New Zealand Permanent Representative to the United Nations in Geneva
- In office 1987–1990
- Preceded by: Richard Nottage
- Succeeded by: Tim Hannah

New Zealand High Commissioner to Australia
- In office 1994–1999
- Preceded by: Ted Woodfield
- Succeeded by: Simon Murdoch

New Zealand Secretary of Defence
- In office 1999–2006
- Preceded by: Gerald Hensley
- Succeeded by: John McKinnon

Personal details
- Born: Graham Charles Fortune 13 December 1941 Dunedin, New Zealand
- Died: 19 March 2016 (aged 74) Auckland, New Zealand
- Alma mater: University of Otago

= Graham Fortune =

New Zealand diplomat and public servant (1941–2016)

Graham Charles Fortune (13 December 1941 – 19 March 2016) was a New Zealand diplomat and public servant. He served as New Zealand's High Commissioner to Australia from 1994 to 1999, and Secretary of Defence from 1999 until 2006.

==Early life and family==
Fortune was born on 13 December 1941, the son of Winifred Jessie Fortune (née Hutchison) and her husband, Charles Henry Fortune, a journalist who died when he was at school. Educated at King's High School, Dunedin from 1955 to 1959, he went on to study chemistry and geology at the University of Otago, graduating with a Bachelor of Science in 1962 and a Master of Science in 1963. His thesis, supervised by Geoff Malcolm, was entitled Measurement of thermal pressure coefficients of polyethylene and polypropylene.

==Career==
After leaving university, Fortune worked as a journalist for four years on the Dunedin Evening Star. In April 1964 he joined the Department of External Affairs. Initially he was in the South Pacific and Antarctic Affairs Division, and involved with administration of New Zealand's science and exploration programme in the Ross Dependency and the development of Scott Base. He then had a number of overseas postings, including to the Cook Islands in 1965, five years in Ottawa, and three years in Papua New Guinea. After a secondment to the State Services Commission from 1977 to 1980, he was a senior administrator in the Ministry of Foreign Affairs for six years before being appointed the deputy secretary of Foreign Affairs. From 1987 to 1990 he served as New Zealand's permanent representative to the United Nations in Geneva, and he was High Commissioner to Australia from 1994 to 1999.
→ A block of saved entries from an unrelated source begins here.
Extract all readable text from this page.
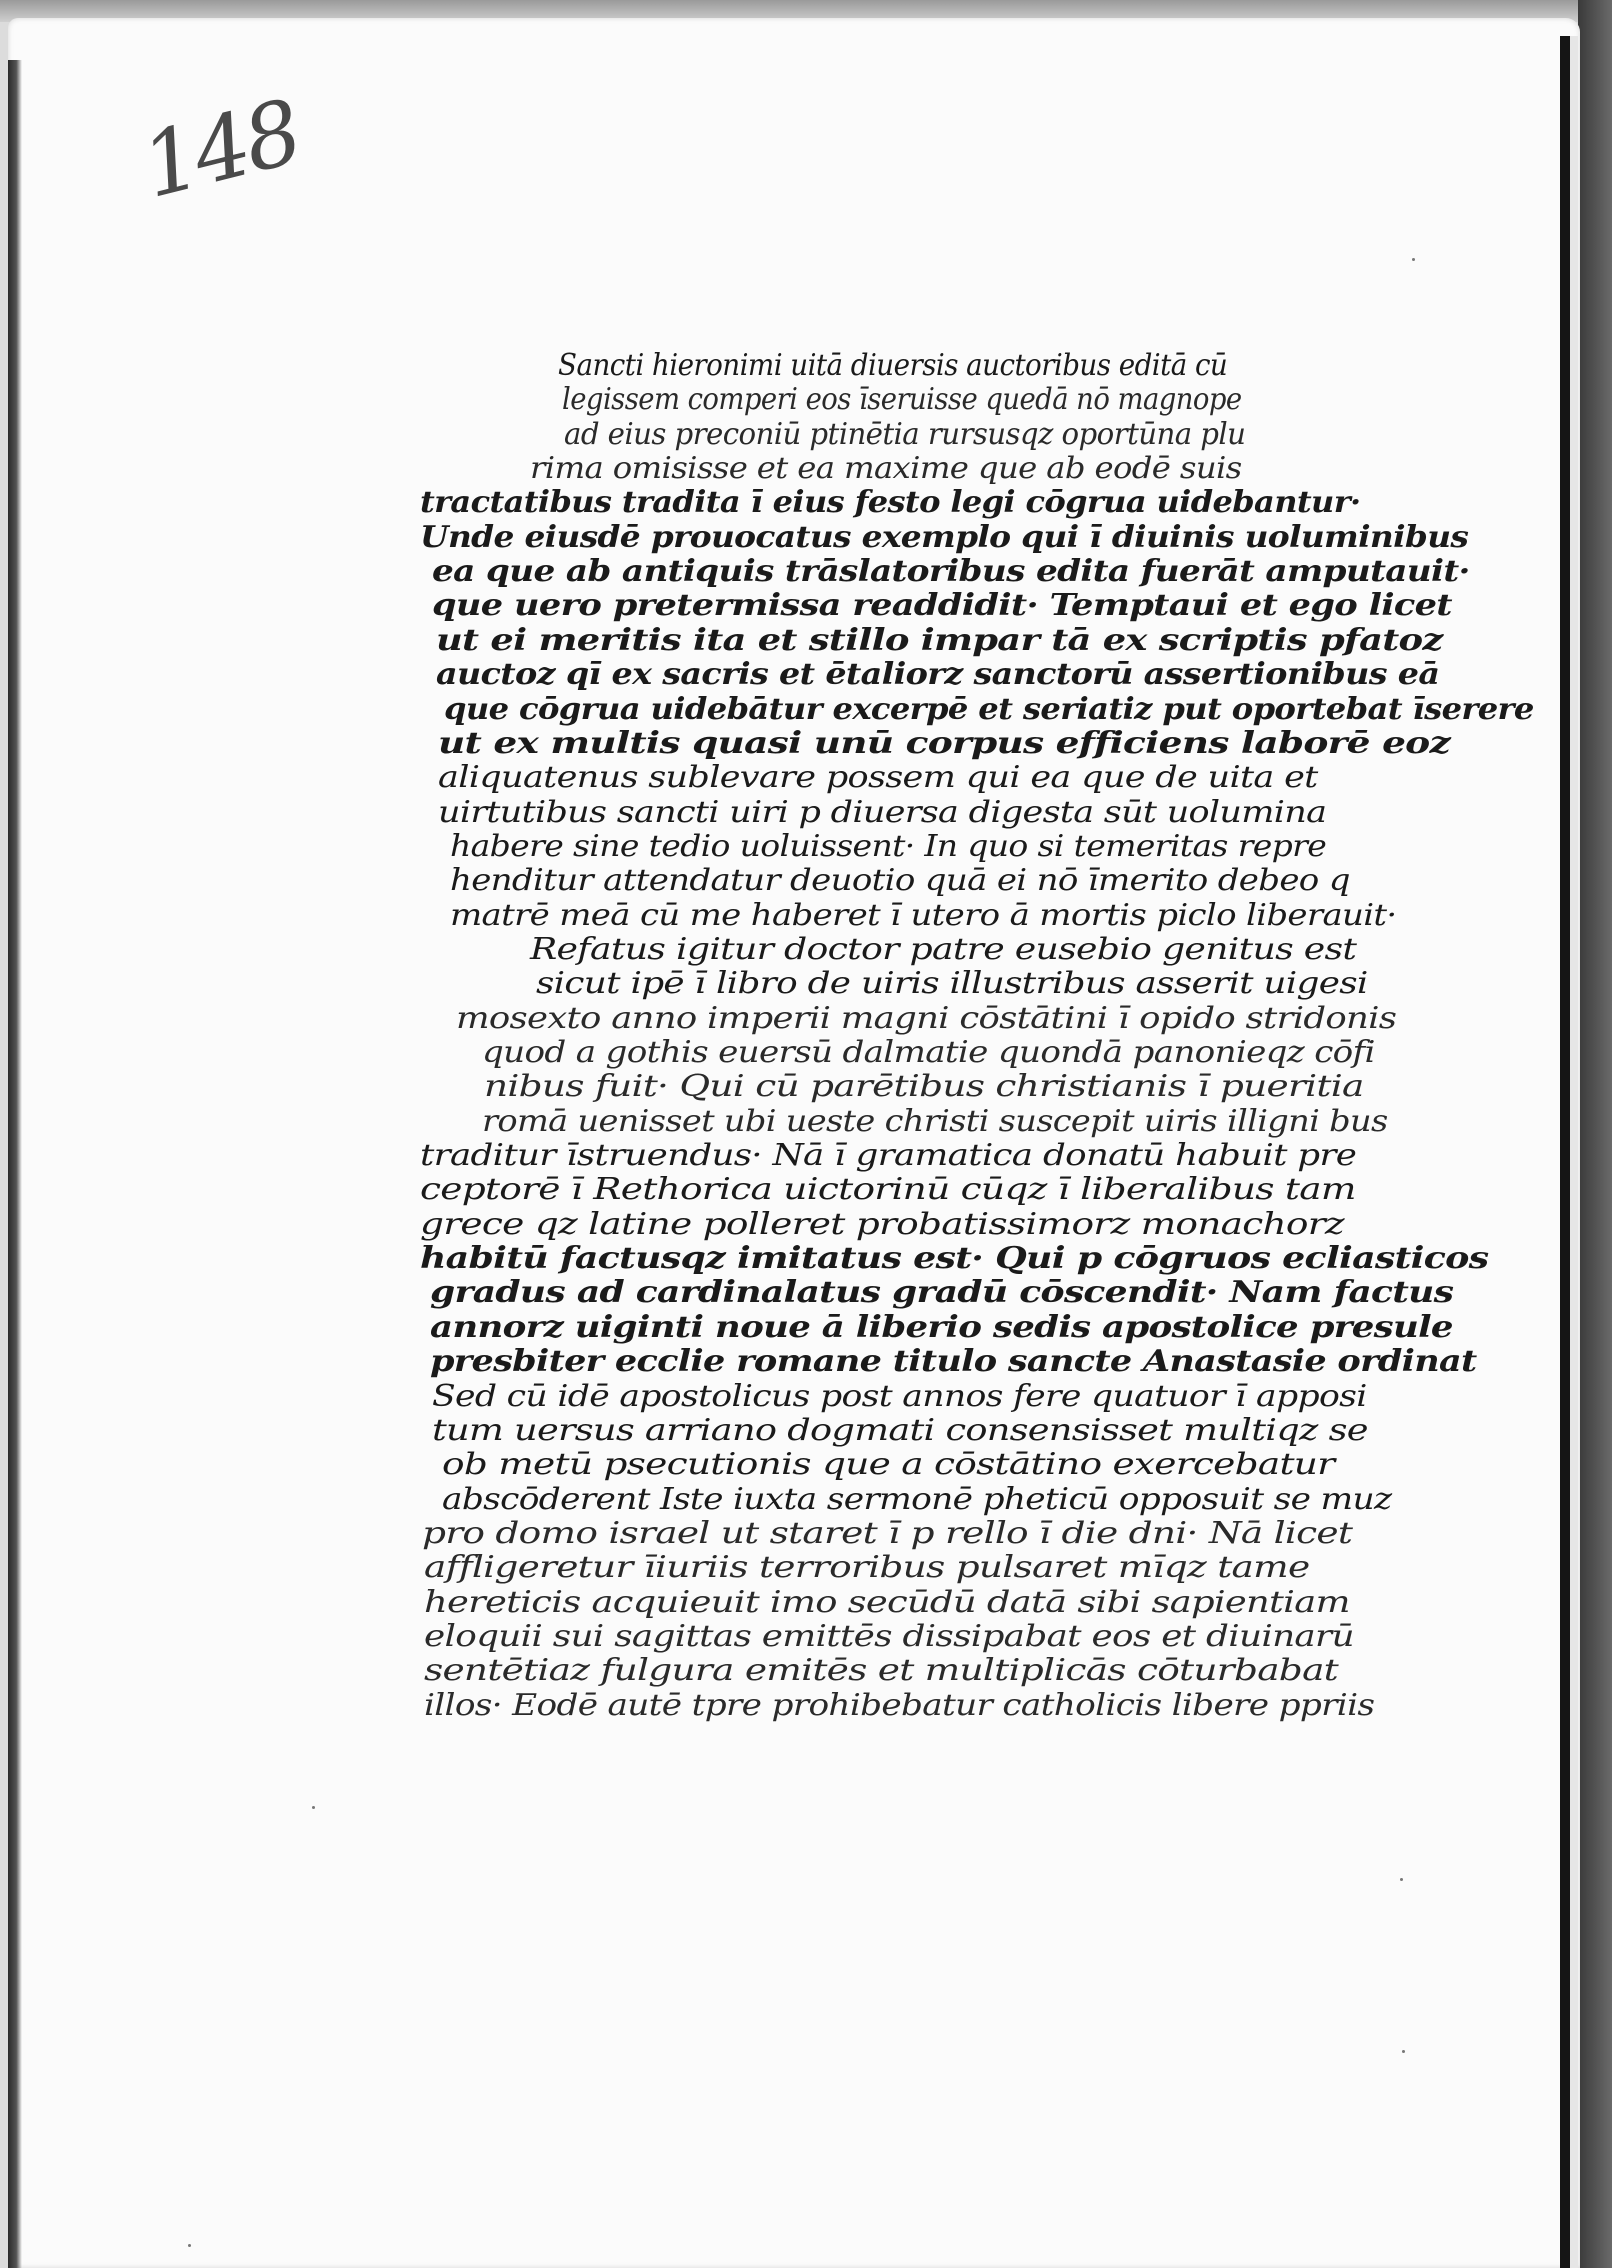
148
Sancti hieronimi uitā diuersis auctoribus editā cū
legissem comperi eos īseruisse quedā nō magnope
ad eius preconiū ptinētia rursusqz oportūna plu
rima omisisse et ea maxime que ab eodē suis
tractatibus tradita ī eius festo legi cōgrua uidebantur·
Unde eiusdē prouocatus exemplo qui ī diuinis uoluminibus
ea que ab antiquis trāslatoribus edita fuerāt amputauit·
que uero pretermissa readdidit· Temptaui et ego licet
ut ei meritis ita et stillo impar tā ex scriptis pfatoz
auctoz qī ex sacris et ētaliorz sanctorū assertionibus eā
que cōgrua uidebātur excerpē et seriatiz put oportebat īserere
ut ex multis quasi unū corpus efficiens laborē eoz
aliquatenus sublevare possem qui ea que de uita et
uirtutibus sancti uiri p diuersa digesta sūt uolumina
habere sine tedio uoluissent· In quo si temeritas repre
henditur attendatur deuotio quā ei nō īmerito debeo q
matrē meā cū me haberet ī utero ā mortis piclo liberauit·
Refatus igitur doctor patre eusebio genitus est
sicut ipē ī libro de uiris illustribus asserit uigesi
mosexto anno imperii magni cōstātini ī opido stridonis
quod a gothis euersū dalmatie quondā panonieqz cōfi
nibus fuit· Qui cū parētibus christianis ī pueritia
romā uenisset ubi ueste christi suscepit uiris illigni bus
traditur īstruendus· Nā ī gramatica donatū habuit pre
ceptorē ī Rethorica uictorinū cūqz ī liberalibus tam
grece qz latine polleret probatissimorz monachorz
habitū factusqz imitatus est· Qui p cōgruos ecliasticos
gradus ad cardinalatus gradū cōscendit· Nam factus
annorz uiginti noue ā liberio sedis apostolice presule
presbiter ecclie romane titulo sancte Anastasie ordinat
Sed cū idē apostolicus post annos fere quatuor ī apposi
tum uersus arriano dogmati consensisset multiqz se
ob metū psecutionis que a cōstātino exercebatur
abscōderent Iste iuxta sermonē pheticū opposuit se muz
pro domo israel ut staret ī p rello ī die dni· Nā licet
affligeretur īiuriis terroribus pulsaret mīqz tame
hereticis acquieuit imo secūdū datā sibi sapientiam
eloquii sui sagittas emittēs dissipabat eos et diuinarū
sentētiaz fulgura emitēs et multiplicās cōturbabat
illos· Eodē autē tpre prohibebatur catholicis libere ppriis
Fortune was as Secretary of Defence from 1999 until his retirement in 2006. He subsequently served as a board member of Antarctica New Zealand and undertook various consultancy roles for the New Zealand government in the areas of policy and management.

In the 2007 New Year Honours, Fortune was appointed a Companion of the New Zealand Order of Merit, for public services.

==Orienteering==
Outside of his career as a public servant, Fortune was active in orienteering, and won several Australian and New Zealand championships. He served as vice president of the New Zealand Orienteering Federation from 2007 to 2008, and was a member of the steering committee for the 2013 Orienteering World Cup.

==Death==
Fortune died suddenly in Auckland on 19 March 2016.